The aim is to preserve the environment - 80% of the negative environmental impact of products is determined in the design phase -, to stop the inefficient use of resources, to reduce the extraction of raw materials and Europe’s dependence on imported raw materials.
This framework, applicable to all products placed on the EU market, will allow the setting of eco-design requirements, the creation of a European digital passport for products, ensuring transparency on their traceability and on the chemical substances of concern they contain, as EUROPE has previously reported (see EUROPE 12903/15). It will pave the way for a ban on the destruction of unsold consumer products.
This future legislation will be complemented by an initiative to ‘Empower consumers’ so that they can play their part in the environmental transition by making use, in their purchasing decisions, of reliable information provided through labelling, in particular on the lifespan of products, their reparability, and their capacity to be recycled. Such an approach will bring benefits for the environment and savings for citizens, the European Commission believes.
Textiles. The Sustainable Textiles Strategy, announced in the EU Industrial Strategy, will set out the European Commission’s vision for 2030 in this area. It will involve businesses in adopting new business models and consumers in changing their behaviour. Each European consumes 11 kg of textiles per year.
As an economic sector, textiles creates the 4th most environmental pressure in terms of raw material and water use, after food, housing and transport.
The proposed revision of Directive 89/106/EEC on construction products will complete the scheme.
In the European Parliament, expectations are high. “The war in Ukraine has created a major concern for everyone. We need to show that the EU can meet the energy and raw materials challenge through the circular economy”, stressed Committee on the Internal Market and Consumer Protection Chair Anna Cavazzini (Greens/EFA, Germany) at a press briefing on Tuesday.
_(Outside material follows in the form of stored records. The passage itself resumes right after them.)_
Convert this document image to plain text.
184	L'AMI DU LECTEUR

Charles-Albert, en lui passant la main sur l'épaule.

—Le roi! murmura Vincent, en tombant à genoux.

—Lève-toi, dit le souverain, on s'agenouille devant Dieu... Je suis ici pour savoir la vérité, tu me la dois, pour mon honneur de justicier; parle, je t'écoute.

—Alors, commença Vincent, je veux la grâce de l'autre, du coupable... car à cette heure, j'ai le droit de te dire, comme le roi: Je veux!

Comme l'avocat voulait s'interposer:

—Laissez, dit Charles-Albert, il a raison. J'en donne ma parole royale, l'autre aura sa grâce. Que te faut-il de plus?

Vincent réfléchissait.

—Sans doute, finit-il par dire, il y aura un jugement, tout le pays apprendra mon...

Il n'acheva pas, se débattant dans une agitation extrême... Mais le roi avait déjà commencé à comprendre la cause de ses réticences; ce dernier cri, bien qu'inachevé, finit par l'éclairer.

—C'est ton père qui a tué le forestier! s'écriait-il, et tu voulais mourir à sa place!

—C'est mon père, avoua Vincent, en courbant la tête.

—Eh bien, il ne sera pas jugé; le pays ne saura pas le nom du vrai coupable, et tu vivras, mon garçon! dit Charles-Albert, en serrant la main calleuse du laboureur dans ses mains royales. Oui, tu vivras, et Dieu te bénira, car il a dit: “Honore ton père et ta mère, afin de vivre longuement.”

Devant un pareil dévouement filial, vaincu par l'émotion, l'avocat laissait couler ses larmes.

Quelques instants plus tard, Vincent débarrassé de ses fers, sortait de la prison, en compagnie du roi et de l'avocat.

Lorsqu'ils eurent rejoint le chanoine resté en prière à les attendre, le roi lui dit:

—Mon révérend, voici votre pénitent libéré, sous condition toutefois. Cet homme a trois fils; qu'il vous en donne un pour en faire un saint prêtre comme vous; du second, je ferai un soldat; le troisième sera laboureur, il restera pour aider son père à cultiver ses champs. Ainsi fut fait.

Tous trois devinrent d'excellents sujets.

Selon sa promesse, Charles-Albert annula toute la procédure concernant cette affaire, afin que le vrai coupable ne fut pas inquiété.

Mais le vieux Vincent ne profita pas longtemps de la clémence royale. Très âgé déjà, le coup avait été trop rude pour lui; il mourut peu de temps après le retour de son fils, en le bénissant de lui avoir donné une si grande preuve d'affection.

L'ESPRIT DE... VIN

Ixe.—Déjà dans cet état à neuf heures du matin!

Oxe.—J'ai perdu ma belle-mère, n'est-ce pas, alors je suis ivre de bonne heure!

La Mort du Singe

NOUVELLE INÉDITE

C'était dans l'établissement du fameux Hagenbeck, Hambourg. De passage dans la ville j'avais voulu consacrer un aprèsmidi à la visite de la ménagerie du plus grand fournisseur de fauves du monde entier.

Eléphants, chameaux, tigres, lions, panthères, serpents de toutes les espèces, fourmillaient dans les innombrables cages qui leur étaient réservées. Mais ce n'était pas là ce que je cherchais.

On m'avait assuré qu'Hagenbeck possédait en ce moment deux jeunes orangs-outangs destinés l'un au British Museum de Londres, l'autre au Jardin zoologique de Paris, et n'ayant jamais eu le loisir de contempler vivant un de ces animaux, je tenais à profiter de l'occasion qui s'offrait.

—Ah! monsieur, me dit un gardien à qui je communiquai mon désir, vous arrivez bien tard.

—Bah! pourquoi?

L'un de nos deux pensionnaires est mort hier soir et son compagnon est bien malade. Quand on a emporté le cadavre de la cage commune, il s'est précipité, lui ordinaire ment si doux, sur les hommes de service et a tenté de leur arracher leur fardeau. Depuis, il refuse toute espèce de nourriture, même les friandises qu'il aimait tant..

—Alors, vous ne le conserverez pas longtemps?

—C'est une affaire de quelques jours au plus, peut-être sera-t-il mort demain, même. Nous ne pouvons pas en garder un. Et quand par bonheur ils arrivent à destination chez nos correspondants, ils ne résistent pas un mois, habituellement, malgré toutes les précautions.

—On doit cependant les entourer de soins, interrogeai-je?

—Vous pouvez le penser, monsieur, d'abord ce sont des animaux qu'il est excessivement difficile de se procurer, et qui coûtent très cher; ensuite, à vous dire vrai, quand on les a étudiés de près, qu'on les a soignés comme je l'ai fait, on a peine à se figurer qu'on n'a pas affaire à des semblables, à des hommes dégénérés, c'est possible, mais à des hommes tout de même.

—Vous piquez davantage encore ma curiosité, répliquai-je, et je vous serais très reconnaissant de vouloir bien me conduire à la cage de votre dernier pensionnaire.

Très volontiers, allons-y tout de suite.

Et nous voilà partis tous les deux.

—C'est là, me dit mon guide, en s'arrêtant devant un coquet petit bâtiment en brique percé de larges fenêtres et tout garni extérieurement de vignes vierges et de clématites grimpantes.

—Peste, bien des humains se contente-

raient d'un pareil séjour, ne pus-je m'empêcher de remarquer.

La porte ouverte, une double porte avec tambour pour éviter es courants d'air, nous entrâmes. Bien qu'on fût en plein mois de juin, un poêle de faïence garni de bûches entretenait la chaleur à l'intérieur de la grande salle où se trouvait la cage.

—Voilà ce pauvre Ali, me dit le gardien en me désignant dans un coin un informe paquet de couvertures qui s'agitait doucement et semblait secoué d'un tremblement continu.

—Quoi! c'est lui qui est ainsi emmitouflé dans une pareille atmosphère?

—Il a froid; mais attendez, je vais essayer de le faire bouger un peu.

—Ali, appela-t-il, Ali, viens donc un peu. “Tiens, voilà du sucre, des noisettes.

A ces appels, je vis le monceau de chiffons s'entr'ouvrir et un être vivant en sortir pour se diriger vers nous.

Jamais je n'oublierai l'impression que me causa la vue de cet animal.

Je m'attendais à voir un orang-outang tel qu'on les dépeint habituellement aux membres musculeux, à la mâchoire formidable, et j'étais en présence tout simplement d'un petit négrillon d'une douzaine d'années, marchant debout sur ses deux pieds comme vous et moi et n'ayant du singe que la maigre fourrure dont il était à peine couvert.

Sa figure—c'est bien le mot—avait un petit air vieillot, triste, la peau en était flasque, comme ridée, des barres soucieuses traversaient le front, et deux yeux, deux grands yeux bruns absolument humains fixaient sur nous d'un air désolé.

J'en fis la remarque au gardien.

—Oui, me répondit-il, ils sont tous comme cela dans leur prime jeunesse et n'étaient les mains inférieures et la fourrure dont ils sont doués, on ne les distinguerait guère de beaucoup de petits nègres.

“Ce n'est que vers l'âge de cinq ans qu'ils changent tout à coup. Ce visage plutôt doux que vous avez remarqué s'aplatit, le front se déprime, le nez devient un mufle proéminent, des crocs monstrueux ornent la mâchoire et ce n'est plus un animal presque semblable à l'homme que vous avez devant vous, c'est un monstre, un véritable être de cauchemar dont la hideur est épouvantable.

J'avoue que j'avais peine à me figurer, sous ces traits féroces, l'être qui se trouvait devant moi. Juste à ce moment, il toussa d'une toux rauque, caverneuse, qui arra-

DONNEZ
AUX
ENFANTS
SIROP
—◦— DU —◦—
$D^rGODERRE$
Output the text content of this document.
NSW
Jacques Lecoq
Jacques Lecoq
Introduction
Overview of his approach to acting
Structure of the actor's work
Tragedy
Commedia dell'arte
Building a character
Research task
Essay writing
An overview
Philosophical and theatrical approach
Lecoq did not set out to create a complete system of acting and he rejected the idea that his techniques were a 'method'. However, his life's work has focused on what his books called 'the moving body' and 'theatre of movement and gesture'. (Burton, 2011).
She recalled that the European Parliament had called for this legislative package 2 years ago.
It will vote next week on a draft resolution on the right to reparability of products, added Mrs Cavazzini (see EUROPE 12912/17).
Her French colleague David Corman, who authored the own-initiative report on a sustainable single market in 2020 (see EUROPE 12609/2), stressed the importance the Greens/EFA group attaches to: - an outright ban on the destruction of unsold goods; - the end of premature product obsolescence (rather than programmed obsolescence) “which would reverse the burden of proof by requiring the producer to prove that he has manufactured his products in accordance with the rules of the art”; - and the mandatory display of reparability and durability indices for products.
Mr Corman also called for the introduction of product usage meters to facilitate resale and for the regulation of advertising, which he said was a major issue, “as it encourages people to buy what they don’t need”.
For Delara Burkhardt (S&D, Germany), “the planned introduction of the digital product passport is an opportunity for all product sectors”.